I will check my manaul again. Mayhap I was thinking of another item and got confused about the 90 days


----------



## Holescreek (Jan 11, 2018)

mikey said:


> May I suggest you consider changing to sealed angular contact bearings in the spindle and sealed deep groove bearings in the drive sleeve and forgo the bearing maintenance altogether?



To be honest, I don't know a whole lot about the pros and cons of sealed bearings.  I do know that when people rebuild their Bridgeports they use the same type of open structure manufacturer spec'd bearings that they took out. I've never seen mentioned that they switched out to sealed bearings.  That leads me to believe that there must be some disadvantage to using sealed bearings in a mill head.  I might be wrong in my thinking, but original mill bearings last an awfully long time.


----------



## Whyemier (Jan 11, 2018)

Well that's a relief! I dismantled the spindle assembly this morning.   Everything checked out good, there was some slack in the lower bearing cover, so I tightened it, also the nuts and ?tab? washer on the splined shaft were lose. Guess I didn't tighten them as well as I thought last time I disassembled it. Took it's time getting loose.
Regreased the roller bearings and reassembled the spindle assembly...then realized I had parts left over...ACK!    So I re-disassembled the assembly and inserted said extra parts then reassembled again. Runs tight and quieter.


----------



## mikey (Jan 11, 2018)

Holescreek said:


> To be honest, I don't know a whole lot about the pros and cons of sealed bearings.  I do know that when people rebuild their Bridgeports they use the same type of open structure manufacturer spec'd bearings that they took out. I've never seen mentioned that they switched out to sealed bearings.  That leads me to believe that there must be some disadvantage to using sealed bearings in a mill head.  I might be wrong in my thinking, but original mill bearings last an awfully long time.

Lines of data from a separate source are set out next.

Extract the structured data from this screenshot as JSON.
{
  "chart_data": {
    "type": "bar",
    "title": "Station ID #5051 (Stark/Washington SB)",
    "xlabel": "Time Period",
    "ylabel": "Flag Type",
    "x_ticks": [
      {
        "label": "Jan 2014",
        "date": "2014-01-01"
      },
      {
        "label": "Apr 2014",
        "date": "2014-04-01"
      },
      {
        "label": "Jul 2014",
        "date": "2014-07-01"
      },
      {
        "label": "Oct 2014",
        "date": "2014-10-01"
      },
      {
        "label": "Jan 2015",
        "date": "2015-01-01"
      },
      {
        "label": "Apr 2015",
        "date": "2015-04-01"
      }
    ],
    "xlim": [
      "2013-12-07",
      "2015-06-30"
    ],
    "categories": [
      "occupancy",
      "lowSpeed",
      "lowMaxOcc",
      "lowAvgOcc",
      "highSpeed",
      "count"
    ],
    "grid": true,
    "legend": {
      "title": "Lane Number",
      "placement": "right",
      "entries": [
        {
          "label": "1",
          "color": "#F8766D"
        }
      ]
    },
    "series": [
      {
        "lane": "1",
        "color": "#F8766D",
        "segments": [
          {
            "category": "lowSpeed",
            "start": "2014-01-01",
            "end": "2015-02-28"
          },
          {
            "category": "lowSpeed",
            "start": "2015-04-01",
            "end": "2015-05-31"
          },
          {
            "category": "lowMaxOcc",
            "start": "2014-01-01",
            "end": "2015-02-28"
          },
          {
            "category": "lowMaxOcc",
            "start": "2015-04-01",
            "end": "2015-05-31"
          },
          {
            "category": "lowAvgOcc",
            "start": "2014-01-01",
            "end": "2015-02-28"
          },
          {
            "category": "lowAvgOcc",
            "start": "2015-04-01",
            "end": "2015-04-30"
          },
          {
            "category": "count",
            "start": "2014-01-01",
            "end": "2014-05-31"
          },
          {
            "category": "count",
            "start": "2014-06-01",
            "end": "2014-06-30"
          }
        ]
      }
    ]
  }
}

Bridgeport bearings run inside a sealed cartridge where debris cannot enter. Not so with an RF-30/31. There are openings in the head that allow dirt, dust and chips to access both upper and lower spindle bearings. In my view, using a sealed bearing is just smart. Moreover, you can install a higher accuracy class of bearing at the same time if you choose and improve the accuracy of your spindle. I don't really see a disadvantage to a sealed for life, permanently lubricated angular contact bearing in this application.


----------



## Silverbullet (Jan 11, 2018)

Could be the added weight of the boring head with the off set is making a vibration . Any vibrations will really make items self destruct . Just my observations over fifty years of fixing engines and machines.


----------